‘Ay—right joyously!’ cried the porter; ‘and eke return him some of his own. Shall I take a cudgel, master?’

‘Thy little finger will serve,’ said Brion dryly.

Joan parted with him a little anxiously, urging diplomacy rather than violence; but he reassured her, answering for himself as a model of discretion.

And, indeed, Master Harnett, when found, discovered himself in too abjectly disarming a mood to invite retaliation. Terrified by events, and fawningly eager to propitiate, he was only too ready to curry favour with the old heir by damning the pretensions of the new. The man was burnt to ashes, he said, and with him the Will which had made him master of the estate. His covetousness would never part with it, and, with its destruction, there was an end of his title. If Captain Middleton—as the rogue was pleased to call him—knew of another Will assigning him heir to the estate, that Will would now hold good. At the same time he would not have Captain Middleton assume an injustice of his Uncle. The deceased, as he knew for a fact, had made him in the later Will his residuary legatee—implying his succession to a sum which, if inconsiderable, owing to the testator’s reckless habits, was yet some earnest of his thoughtfulness—and would no doubt have left him all, had not his mind been somewhat basely practised on. He hoped Captain Middleton would remember that, and perhaps his own share in venturing to suggest such a course to the testator.

He lied as to that, as Brion very well understood; but the information was as balm to an aching wound. It had not been the thought of poverty which had caused it, but of the estranged affection which could have condemned him to it. And now he knew. He thought nothing of the smallness of the bequest: the fact that it had been made at all was solace enough.

He left the attorney, with an expression of formal obligation to him so stiff and chill as almost to sound like an affront, and, being obsequiously bowed into the street, turned his steps for St Lawrence’s graveyard, before going home to life and love. For home was wherever Joan was—that was a new and lovely thought.

CHAPTER XXXIV.
A LAST DISCOVERY

‘After the storm, calm,’ said Brion in a subdued level voice, his eyes brooding on the melancholy scene about him.
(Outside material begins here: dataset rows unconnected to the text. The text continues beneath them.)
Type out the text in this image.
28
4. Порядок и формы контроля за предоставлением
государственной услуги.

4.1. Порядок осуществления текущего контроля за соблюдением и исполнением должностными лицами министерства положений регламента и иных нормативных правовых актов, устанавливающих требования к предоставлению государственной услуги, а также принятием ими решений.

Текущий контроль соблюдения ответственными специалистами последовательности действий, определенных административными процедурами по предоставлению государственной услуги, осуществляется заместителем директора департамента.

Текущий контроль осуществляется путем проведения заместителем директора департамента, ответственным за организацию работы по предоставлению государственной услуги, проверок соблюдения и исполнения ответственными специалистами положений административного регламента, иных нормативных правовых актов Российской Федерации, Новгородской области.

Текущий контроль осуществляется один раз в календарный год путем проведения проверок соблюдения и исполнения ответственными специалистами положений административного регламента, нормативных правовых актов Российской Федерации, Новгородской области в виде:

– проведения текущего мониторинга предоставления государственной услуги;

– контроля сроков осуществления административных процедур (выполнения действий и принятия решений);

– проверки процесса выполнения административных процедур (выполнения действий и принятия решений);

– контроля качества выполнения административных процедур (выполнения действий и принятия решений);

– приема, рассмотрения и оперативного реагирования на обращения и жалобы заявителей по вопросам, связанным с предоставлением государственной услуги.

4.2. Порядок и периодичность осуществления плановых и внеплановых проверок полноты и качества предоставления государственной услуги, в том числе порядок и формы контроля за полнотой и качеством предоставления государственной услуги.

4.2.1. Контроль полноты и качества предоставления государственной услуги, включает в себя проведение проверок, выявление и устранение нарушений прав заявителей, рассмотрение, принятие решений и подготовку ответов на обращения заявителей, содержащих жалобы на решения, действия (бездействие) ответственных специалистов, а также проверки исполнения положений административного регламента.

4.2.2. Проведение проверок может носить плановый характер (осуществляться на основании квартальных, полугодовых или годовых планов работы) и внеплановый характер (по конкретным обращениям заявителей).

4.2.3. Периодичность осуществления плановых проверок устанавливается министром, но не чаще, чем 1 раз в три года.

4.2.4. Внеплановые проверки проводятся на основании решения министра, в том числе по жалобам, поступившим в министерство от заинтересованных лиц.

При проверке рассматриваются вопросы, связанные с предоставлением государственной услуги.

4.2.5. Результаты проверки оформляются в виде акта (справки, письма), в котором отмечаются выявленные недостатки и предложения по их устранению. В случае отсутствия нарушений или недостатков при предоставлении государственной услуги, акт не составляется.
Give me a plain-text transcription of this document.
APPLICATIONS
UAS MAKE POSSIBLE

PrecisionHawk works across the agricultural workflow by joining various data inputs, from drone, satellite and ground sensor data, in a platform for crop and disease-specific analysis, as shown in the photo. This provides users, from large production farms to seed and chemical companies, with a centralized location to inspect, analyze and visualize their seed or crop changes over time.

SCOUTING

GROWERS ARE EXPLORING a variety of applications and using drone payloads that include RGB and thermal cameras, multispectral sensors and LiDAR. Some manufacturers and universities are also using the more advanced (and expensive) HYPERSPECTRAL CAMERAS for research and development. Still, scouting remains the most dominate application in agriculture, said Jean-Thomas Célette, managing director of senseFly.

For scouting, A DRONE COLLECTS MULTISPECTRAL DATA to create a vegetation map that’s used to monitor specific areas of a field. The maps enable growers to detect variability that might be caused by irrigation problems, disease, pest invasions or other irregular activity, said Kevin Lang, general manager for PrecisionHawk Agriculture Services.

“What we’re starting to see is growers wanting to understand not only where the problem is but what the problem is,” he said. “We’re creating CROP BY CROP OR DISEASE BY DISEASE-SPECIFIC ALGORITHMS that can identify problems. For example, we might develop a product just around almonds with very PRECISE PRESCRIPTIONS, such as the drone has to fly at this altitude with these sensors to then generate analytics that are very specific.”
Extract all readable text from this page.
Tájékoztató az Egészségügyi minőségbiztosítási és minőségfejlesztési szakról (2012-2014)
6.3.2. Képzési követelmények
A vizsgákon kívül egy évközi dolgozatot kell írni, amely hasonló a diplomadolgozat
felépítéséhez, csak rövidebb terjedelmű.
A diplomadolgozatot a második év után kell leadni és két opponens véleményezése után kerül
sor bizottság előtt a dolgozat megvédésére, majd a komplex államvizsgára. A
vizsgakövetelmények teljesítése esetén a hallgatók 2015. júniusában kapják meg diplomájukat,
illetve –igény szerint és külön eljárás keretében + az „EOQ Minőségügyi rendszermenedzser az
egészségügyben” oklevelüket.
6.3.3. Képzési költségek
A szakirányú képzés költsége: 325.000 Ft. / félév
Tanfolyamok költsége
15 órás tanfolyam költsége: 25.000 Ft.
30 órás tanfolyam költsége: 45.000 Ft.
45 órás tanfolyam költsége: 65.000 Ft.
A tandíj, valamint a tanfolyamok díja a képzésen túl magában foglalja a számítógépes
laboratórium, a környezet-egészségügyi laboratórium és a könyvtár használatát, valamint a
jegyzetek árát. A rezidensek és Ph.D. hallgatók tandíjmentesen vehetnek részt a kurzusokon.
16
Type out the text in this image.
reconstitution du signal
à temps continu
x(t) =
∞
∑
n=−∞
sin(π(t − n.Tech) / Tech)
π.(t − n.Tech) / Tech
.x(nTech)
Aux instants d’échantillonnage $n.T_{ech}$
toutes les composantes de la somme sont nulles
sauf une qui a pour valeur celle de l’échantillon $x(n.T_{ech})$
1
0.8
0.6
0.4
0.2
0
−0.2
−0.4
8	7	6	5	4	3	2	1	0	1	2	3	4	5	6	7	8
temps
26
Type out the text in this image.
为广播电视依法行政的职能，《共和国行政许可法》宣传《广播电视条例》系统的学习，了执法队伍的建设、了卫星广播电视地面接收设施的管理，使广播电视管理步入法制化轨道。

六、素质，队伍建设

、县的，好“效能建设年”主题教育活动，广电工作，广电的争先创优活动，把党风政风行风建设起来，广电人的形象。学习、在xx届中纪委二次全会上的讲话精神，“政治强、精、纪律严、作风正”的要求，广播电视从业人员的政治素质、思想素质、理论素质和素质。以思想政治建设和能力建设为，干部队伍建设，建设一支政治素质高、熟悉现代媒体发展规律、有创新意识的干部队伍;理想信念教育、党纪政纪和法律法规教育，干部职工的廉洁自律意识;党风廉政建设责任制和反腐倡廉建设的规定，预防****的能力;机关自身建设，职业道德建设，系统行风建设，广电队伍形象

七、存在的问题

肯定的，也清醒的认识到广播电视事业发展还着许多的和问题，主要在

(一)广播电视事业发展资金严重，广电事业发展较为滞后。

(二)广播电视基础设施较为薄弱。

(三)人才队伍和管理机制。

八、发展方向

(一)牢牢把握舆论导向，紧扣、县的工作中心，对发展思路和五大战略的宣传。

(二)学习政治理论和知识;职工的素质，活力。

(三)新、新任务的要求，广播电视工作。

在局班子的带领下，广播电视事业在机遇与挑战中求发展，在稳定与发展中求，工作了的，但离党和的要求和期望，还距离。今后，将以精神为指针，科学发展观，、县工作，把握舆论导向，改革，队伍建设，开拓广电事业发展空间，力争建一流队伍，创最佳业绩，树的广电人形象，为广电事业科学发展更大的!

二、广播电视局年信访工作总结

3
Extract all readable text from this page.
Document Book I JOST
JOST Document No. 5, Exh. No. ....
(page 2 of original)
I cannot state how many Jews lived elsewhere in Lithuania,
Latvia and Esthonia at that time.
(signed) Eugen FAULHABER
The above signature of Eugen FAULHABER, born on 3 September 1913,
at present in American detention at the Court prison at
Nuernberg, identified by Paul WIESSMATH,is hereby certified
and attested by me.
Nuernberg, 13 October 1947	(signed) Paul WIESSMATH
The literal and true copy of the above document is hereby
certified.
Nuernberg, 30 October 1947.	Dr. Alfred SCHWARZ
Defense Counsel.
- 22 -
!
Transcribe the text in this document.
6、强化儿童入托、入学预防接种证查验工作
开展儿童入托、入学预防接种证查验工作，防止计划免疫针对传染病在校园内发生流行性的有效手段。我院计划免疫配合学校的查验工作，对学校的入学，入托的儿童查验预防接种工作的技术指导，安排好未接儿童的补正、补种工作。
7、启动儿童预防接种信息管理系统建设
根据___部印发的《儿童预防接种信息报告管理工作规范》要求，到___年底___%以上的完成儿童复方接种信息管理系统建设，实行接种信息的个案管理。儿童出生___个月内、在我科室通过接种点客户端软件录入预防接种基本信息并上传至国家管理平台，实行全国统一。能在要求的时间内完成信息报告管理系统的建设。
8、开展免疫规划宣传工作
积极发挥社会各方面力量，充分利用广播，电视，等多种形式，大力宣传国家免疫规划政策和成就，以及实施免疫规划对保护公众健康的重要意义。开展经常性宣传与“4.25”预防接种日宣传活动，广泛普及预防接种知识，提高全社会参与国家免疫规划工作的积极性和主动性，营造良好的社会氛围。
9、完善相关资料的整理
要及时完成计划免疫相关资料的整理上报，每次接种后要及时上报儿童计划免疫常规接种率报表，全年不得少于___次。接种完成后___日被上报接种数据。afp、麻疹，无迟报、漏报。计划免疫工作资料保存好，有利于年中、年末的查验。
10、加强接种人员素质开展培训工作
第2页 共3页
They had ridden over early from Ashburton, and had wandered through the desolate grounds, and seen the hopeless ruin of it all; and at the end, going into the trampled garden, had sat themselves down on a bench in a leafy corner, and turned to quiet discussion of the ways and means of the life before them. The place was quite deserted. Remote always, its loneliness, broken and death-smitten, had never seemed so stark a thing as now. An acrid smell of burning still lingered in the heavy Autumn air; no sound broke the stillness but the periodic rustle and crash of débris pitching from the crumbling walls.

‘O, love, dear love!’ sighed the girl: ‘if only you could feel it so!’